UEPB: Grupo de trabalho debate implantação de política nacional de resíduos sólidos nos municípios paraibanos

uepb-Grupo-de-trabalho-implantacao-residuos-solidos-1Com o pensamento no futuro, visando uma população com melhor qualidade de vida e vivendo em um estado ecologicamente correto, o Laboratório de Estudos em Ciência, Tecnologia e Sociedade (CTS) – vinculado ao programa de Pós-Graduação em Desenvolvimento Regional da Universidade Estadual da Paraíba (UEPB) – e a Editora Universitária (EDUEPB) realizaram na manhã desta quarta-feira (9), a primeira reunião de trabalho para analisar a implantação da Política Nacional de Resíduos Sólidos na Paraíba.
 
Coordenada pelo professor Cidoval Morais, a reunião realizada no Auditório 3 do Centro de Integração Acadêmica, em Bodocongó, contou com a presença de alguns parceiros do projeto, como a juíza Rosimeire Ventura Leite, representante do Tribunal de Justiça da Paraíba (TJPB); Everaldo Gomes e Paulo Luciano, representantes do Instituto Nacional do Semiárido (Insa); o professor da UEPB, Hermes Alves de Almeida; além de estudantes do Mestrado em Desenvolvimento Regional. O objetivo foi fazer um planejamento dos trabalhos a serem desenvolvidos pelo grupo ao longo do ano.

Inicialmente, o professor Cidoval fez a apresentação do projeto e destacou a importância da iniciativa, suas metas e seus desafios. Ele destacou que não basta um estado ter um Índice de Desenvolvimento Humano (IDH) alto e o Produto Interno Bruto (PIB) elevado para garantir o cumprimento do que prevê a lei nacional. Para o professor, é preciso pensar o desenvolvimento para além dos indicadores econômicos, levando em conta os investimentos em saúde, qualidade de vida e sustentabilidade.

Cidoval relatou que a UEPB tem procurado fazer a sua parte. Prova disso é que dos seus mestrados já nasceram duas importantes dissertações, sendo uma com temática voltada para a água doce e outra para a implantação das cisternas de placas. Segundo o professor, o projeto apresentado na reunião consiste no mapeamento do que já está existe nas prefeituras, no sentido da elaboração dos planos municipais de gestão de resíduos sólidos, além de criar condições de oferecer assessoria técnica e acompanhamento no processo de elaboração desses planos no contexto da política nacional e promover o debate no Estado sobre o tema.
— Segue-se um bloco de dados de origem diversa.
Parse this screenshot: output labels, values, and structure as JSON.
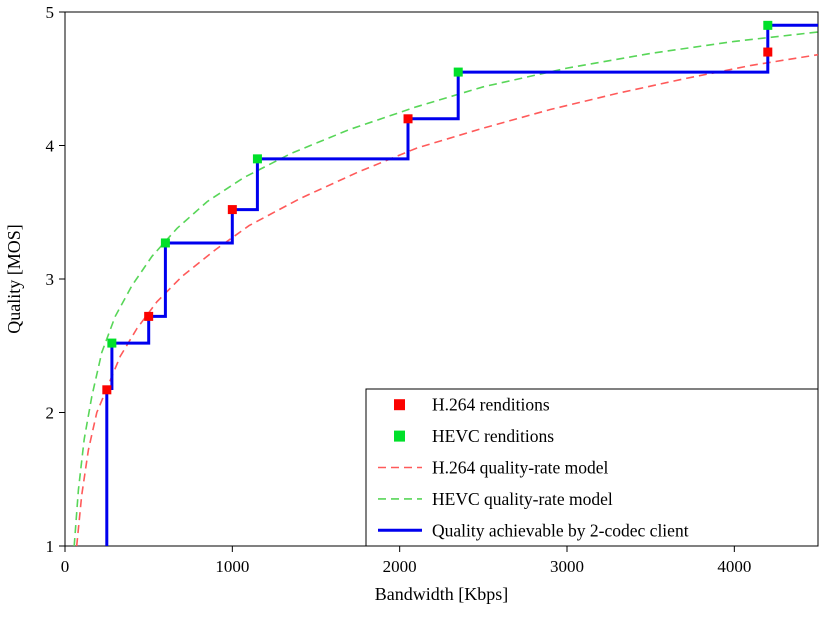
{
  "chart_data": {
    "type": "line",
    "title": "",
    "xlabel": "Bandwidth [Kbps]",
    "ylabel": "Quality [MOS]",
    "xlim": [
      0,
      4500
    ],
    "ylim": [
      1,
      5
    ],
    "x_ticks": [
      0,
      1000,
      2000,
      3000,
      4000
    ],
    "y_ticks": [
      1,
      2,
      3,
      4,
      5
    ],
    "grid": false,
    "legend_position": "lower right",
    "series": [
      {
        "id": "h264-renditions",
        "name": "H.264 renditions",
        "kind": "scatter",
        "marker": "square",
        "color": "#fb0200",
        "points": [
          [
            250,
            2.17
          ],
          [
            500,
            2.72
          ],
          [
            1000,
            3.52
          ],
          [
            2050,
            4.2
          ],
          [
            4200,
            4.7
          ]
        ]
      },
      {
        "id": "hevc-renditions",
        "name": "HEVC renditions",
        "kind": "scatter",
        "marker": "square",
        "color": "#00e02a",
        "points": [
          [
            280,
            2.52
          ],
          [
            600,
            3.27
          ],
          [
            1150,
            3.9
          ],
          [
            2350,
            4.55
          ],
          [
            4200,
            4.9
          ]
        ]
      },
      {
        "id": "h264-model",
        "name": "H.264 quality-rate model",
        "kind": "line",
        "style": "dashed",
        "color": "#ff5a5a",
        "width": 1.6,
        "points": [
          [
            70,
            1.0
          ],
          [
            100,
            1.38
          ],
          [
            140,
            1.72
          ],
          [
            190,
            2.0
          ],
          [
            250,
            2.18
          ],
          [
            330,
            2.42
          ],
          [
            430,
            2.63
          ],
          [
            550,
            2.83
          ],
          [
            700,
            3.02
          ],
          [
            900,
            3.22
          ],
          [
            1100,
            3.4
          ],
          [
            1400,
            3.6
          ],
          [
            1750,
            3.8
          ],
          [
            2100,
            3.98
          ],
          [
            2500,
            4.13
          ],
          [
            2900,
            4.27
          ],
          [
            3300,
            4.39
          ],
          [
            3700,
            4.5
          ],
          [
            4100,
            4.6
          ],
          [
            4500,
            4.68
          ]
        ]
      },
      {
        "id": "hevc-model",
        "name": "HEVC quality-rate model",
        "kind": "line",
        "style": "dashed",
        "color": "#58d658",
        "width": 1.6,
        "points": [
          [
            55,
            1.0
          ],
          [
            80,
            1.42
          ],
          [
            115,
            1.8
          ],
          [
            160,
            2.12
          ],
          [
            220,
            2.45
          ],
          [
            300,
            2.72
          ],
          [
            400,
            2.95
          ],
          [
            520,
            3.17
          ],
          [
            670,
            3.38
          ],
          [
            850,
            3.58
          ],
          [
            1070,
            3.76
          ],
          [
            1350,
            3.94
          ],
          [
            1700,
            4.12
          ],
          [
            2100,
            4.29
          ],
          [
            2500,
            4.44
          ],
          [
            3000,
            4.58
          ],
          [
            3500,
            4.69
          ],
          [
            4000,
            4.78
          ],
          [
            4500,
            4.85
          ]
        ]
      },
      {
        "id": "two-codec-client",
        "name": "Quality achievable by 2-codec client",
        "kind": "line",
        "style": "solid",
        "color": "#0000ee",
        "width": 3,
        "points": [
          [
            250,
            1.0
          ],
          [
            250,
            2.18
          ],
          [
            280,
            2.18
          ],
          [
            280,
            2.52
          ],
          [
            500,
            2.52
          ],
          [
            500,
            2.72
          ],
          [
            600,
            2.72
          ],
          [
            600,
            3.27
          ],
          [
            1000,
            3.27
          ],
          [
            1000,
            3.52
          ],
          [
            1150,
            3.52
          ],
          [
            1150,
            3.9
          ],
          [
            2050,
            3.9
          ],
          [
            2050,
            4.2
          ],
          [
            2350,
            4.2
          ],
          [
            2350,
            4.55
          ],
          [
            4200,
            4.55
          ],
          [
            4200,
            4.9
          ],
          [
            4500,
            4.9
          ]
        ]
      }
    ]
  }
}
Cidoval lembrou que as prefeituras têm até 2014 para apresentar e implementar os seus planos que, entre outros aspectos, impedem os municípios de manter os lixões e os obriga a investir em aterros sanitários através de consórcios ou projetos integrados. O foco da Política Nacional de Resíduos Sólidos é assegurar a gestão e distribuição dos resíduos sólidos conforme prevê a Lei. A proposta envolve três programas de Pós-Graduação da UEPB (Mestrado em Desenvolvimento Regional, Mestrado em Ecologia e Conservação e Mestrado em Ciência e Tecnologia Ambiental), juntamente com o Doutorado em Engenharia Ambiental.

Como fruto desse projeto, já foi assinado um convênio entre a UEPB e o TJPB. O tribunal cedeu o prédio onde funcionava o Fórum de Malta para ser usado pela Instituição como sede do projeto em um importante polo do Sertão. Ao todo, o projeto mobiliza 15 pesquisadores da Instituição, 10 alunos dos mestrados e doutorados, além de vários parceiros como o Insa, Tribunal de Justiça, Ministério Público, Embrapa e Universidade Federal de Campina Grande (UFCG).

Representante do TJ, a juíza Rosimeire Ventura Leite elogiou a iniciativa e disse que o tribunal tem grande preocupação com o meio ambiente. Prova disso é que na gestão da desembargadora Fátima Bezerra foi implantada uma Comissão de Sustentabilidade que executa, entre outras ações, o projeto piloto de coleta seletiva realizado internamente com os servidores do Tribunal. O desafio é expandir o projeto para outras Comarcas.

Por sua vez, os representantes do Insa falaram de uma experiência que vem sendo desenvolvida em nove escolas de Campina Grande que compreendem seis bairros. O projeto consiste no incentivo de hortas comunitárias para reforçar a merenda escolar e na implantação de uma coleta seletiva. O material coletado é distribuído com as cooperativas de resíduos sólidos da cidade.

A missão dos parceiros, conforme explicou o professor Cidoval Morais, é acompanhar, através de estudos, avaliações, assessoramento, projetos de formação, intervenções pontuais de educação ambiental e a implantação da referida política nos 223 municípios paraibanos.